React Native diary #8: Objective-C

I haven’t written a new React Native diary blog post in a while because there hasn’t been anything noteworthy. We’ve shipped new versions of Epilogue for iOS and Android. Micro.blog 3.0 for iOS is almost ready — also a rewrite for React Native.

We did hit one feature that I wanted to preserve from the previous version of Micro.blog: Markdown and HTML syntax highlighting when writing a new blog post. The best way to preserve this was to port the Objective-C code over to React Native. (This feature won’t be available on Android yet.)

The “native” in React Native is because it uses native iOS and Android controls, even though they are driven from a JavaScript engine. This means we can make our own native components, written in Swift or Objective-C.

There are a few pieces of code to make this work:

  • MBHighlightingTextView: a UITextView subclass, but it could be any control.
  • MBHighlightingTextManager: a RCTViewManager class, helping us build an interface between JavaScript and native code.
  • HighlightingText: a React.Component, wrapping up the native control.

Here’s a snippet of the MBHighlightingTextView interface:

@interface MBHighlightingTextView : UITextView

@property (copy, nonatomic) RCTBubblingEventBlock onChangeText;
@property (copy, nonatomic) RCTBubblingEventBlock onSelectionChange;

@end

And the MBHighlightingTextManager interface:

@interface MBHighlightingTextManager : RCTViewManager <UITextViewDelegate>

@end

For the MBHighlightingTextManager implementation, the important bits are the macros that define what properties we care about:

@implementation MBHighlightingTextManager

RCT_EXPORT_MODULE(MBHighlightingTextView)

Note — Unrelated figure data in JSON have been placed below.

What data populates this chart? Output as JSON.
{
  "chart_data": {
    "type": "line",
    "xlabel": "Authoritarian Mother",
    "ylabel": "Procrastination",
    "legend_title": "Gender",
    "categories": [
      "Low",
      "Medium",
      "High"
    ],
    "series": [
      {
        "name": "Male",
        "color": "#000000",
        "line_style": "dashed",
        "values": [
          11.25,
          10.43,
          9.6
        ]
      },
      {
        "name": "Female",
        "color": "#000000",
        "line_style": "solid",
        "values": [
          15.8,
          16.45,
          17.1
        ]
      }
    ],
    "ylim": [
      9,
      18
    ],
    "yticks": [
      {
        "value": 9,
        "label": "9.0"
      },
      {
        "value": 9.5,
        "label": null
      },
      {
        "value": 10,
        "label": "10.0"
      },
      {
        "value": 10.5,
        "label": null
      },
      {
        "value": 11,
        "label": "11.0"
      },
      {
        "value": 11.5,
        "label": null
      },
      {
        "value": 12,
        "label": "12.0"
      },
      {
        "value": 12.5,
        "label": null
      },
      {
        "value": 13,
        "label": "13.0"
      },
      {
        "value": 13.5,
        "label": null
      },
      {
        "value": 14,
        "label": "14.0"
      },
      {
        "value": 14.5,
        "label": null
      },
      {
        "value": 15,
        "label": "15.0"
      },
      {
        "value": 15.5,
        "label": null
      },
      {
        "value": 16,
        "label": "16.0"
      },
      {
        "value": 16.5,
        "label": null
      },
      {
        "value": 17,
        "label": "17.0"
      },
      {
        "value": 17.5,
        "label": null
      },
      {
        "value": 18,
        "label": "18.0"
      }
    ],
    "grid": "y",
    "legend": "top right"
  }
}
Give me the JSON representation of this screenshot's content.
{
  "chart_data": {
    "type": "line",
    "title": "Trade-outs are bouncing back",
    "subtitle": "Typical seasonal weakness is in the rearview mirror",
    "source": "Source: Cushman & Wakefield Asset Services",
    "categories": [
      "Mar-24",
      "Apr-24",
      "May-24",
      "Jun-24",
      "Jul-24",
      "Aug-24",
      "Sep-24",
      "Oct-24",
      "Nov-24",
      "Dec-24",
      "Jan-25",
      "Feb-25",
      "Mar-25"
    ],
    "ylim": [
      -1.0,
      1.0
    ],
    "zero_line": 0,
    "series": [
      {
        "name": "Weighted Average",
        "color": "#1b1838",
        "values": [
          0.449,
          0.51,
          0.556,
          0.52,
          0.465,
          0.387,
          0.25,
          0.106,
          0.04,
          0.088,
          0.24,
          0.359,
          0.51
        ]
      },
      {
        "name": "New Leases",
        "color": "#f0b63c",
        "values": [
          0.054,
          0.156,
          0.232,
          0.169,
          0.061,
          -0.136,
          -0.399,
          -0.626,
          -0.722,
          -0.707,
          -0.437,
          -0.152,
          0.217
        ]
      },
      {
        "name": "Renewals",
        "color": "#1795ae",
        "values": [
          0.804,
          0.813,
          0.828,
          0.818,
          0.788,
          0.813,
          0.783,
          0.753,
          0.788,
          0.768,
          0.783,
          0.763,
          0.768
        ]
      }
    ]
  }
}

RCT_EXPORT_VIEW_PROPERTY(onChangeText, RCTBubblingEventBlock)
RCT_EXPORT_VIEW_PROPERTY(onSelectionChange, RCTBubblingEventBlock)

RCT_CUSTOM_VIEW_PROPERTY(inputAccessoryViewID, NSString, MBHighlightingTextView)
{
  if (json) {
    NSString* input_id = [RCTConvert NSString:json];
    // ...
  }
}

- (UIView *) view
{
  // make a new MBHighlightingTextView and return it
  // ...
}

@end

Finally, the JavaScript side that loads the native component:

import * as React from 'react';
import { requireNativeComponent } from 'react-native';

const MBHighlightingTextView = requireNativeComponent("MBHighlightingTextView");

export default class HighlightingText extends React.Component {
  render() {
	return (
	  <MBHighlightingTextView {...this.props} />
	)
  }
}

Now we can simply use <HighlightingText> in place of <TextInput> in our XML when laying out the UI. Handlers like the property onChangeText will be referenced from Objective-C so we can call them in response to methods from our UITextView delegate.

I’m leaving some code out in the above examples for readability. And I have a bunch of code still to write, working in a branch of our project on GitHub. But already the basics are working, after (frankly) a lot of trial and error and sifting through the documentation, Stack Overflow, and even asking ChatGPT, which knows a surprising amount of how this works.